Four decades of contemporary Latin American art at the MoMA

Four decades of contemporary Latin American art at the MoMA

From April 30 to September 9, 2023, the Museum of Modern Art presents “Chosen Memories: Contemporary Latin American Art from the Patricia Phelps de Cisneros Gift and Beyond

Source: The Museum of Modern Art (MoMA), New York · Image: Rosângela Rennó. “Wedding Landscape”, 1996. Gelatin silver negatives and acrylic, 44 3/4 × 58 1/2 × 1/2″ (113.7 × 148.6 × 1.3 cm). Gift of Patricia Phelps de Cisneros through the Latin American and Caribbean Fund in honor of Sarah Hermanson Meister. © 2023 Rosângela Rennó

The exhibition gathers approximately 65 works by Latin American artists who, over the last four decades, have been looking at history as the source material for new work. On view in the third-floor Robert B. Menschel Galleries, this exhibition will explore a transformative group of works, primarily from the 21st century, which were donated by the Colección Patricia Phelps de Cisneros in 2018. Videos, photographs, paintings, and sculptures will be presented in dialogue with MoMA’s extensive Latin American collection, recent acquisitions, a new commission, and select loans. Chosen Memories will feature works by approximately 40 artists from different generations working across Latin America over the last four decades, including Alejandro Cesarco (Uruguay), Regina José Galindo (Guatemala), Mario García Torres (Mexico), Leanrdo Katz (Argentina), Suwon Lee (Venezuela), Gilda Mantilla (Peru) and Raimond Chaves (Colombia), Cildo Meireles (Brazil), Rosângela Rennó (Brazil), Mauro Restiffe (Brazil), and José Alejandro Restrepo (Colombia), among others.

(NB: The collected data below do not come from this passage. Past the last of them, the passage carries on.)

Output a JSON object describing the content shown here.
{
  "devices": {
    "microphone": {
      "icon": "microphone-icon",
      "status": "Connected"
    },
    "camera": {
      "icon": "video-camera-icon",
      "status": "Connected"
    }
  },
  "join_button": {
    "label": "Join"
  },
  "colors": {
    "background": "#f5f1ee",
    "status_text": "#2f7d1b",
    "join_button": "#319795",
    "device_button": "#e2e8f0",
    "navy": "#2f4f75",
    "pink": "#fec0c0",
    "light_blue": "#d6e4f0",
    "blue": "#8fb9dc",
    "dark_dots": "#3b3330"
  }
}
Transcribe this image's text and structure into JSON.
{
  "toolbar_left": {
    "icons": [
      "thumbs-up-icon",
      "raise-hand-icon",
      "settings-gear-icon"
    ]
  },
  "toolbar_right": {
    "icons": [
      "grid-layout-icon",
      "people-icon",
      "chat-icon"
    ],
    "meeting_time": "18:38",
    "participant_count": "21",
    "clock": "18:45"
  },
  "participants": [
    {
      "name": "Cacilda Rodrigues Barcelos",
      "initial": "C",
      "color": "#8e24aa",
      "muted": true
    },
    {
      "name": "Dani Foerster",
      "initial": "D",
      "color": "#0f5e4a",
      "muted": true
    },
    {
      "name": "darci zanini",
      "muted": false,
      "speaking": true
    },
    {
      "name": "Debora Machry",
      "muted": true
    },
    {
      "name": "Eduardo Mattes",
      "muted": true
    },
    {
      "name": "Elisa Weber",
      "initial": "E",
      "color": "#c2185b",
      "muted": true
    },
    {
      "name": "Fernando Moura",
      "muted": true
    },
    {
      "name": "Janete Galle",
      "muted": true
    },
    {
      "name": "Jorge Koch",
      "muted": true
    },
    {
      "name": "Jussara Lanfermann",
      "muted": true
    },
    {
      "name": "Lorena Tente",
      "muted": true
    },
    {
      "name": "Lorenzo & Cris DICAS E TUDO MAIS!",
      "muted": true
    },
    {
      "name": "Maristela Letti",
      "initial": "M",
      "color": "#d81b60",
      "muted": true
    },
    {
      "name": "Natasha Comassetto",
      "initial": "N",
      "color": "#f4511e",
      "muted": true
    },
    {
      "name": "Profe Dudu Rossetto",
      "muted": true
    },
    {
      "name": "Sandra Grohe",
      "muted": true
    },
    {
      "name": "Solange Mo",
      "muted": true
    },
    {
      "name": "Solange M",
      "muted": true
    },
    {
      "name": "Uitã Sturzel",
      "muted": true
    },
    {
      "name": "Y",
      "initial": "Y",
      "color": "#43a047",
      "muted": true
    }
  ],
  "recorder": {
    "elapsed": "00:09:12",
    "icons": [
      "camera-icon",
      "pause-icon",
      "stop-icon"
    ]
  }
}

The artworks in this exhibition prove that some of the most relevant art of the present is conceived through investigating and retelling history in new ways,” says curator Inés Katzenstein. “This exhibition will introduce visitors to distinguished Latin American artists working in recent decades who have engaged with the past as a means to repair histories of dispossession, reconnect with undervalued cultural legacies, and strengthen threads of kinship and belonging.”

Organized into three main sections “Chosen Memories” examines how artists have investigated and reimagined histories and cultural legacies of the region. The first part of the exhibition reframes long histories of colonialism in the region, through works such as José Alejandro Restrepo’s video installation “Paso del Quindío I” (1992) and Regina José Galindo’s performance-based sculpture “Looting” (2010). The next section of the exhibition explores the different ways in which artists revisit undervalued cultural heritages and will feature works by Cildo Meireles, as well as a new video by Las Nietas de Nonó. The final section of the exhibition looks at inherited and chosen kinships, as well as processes around mourning and memorialization, through works like Alejandro Cesarco’s video portrait Present Memory (2009) and a newly commissioned mural by Iran do Espírito Santo.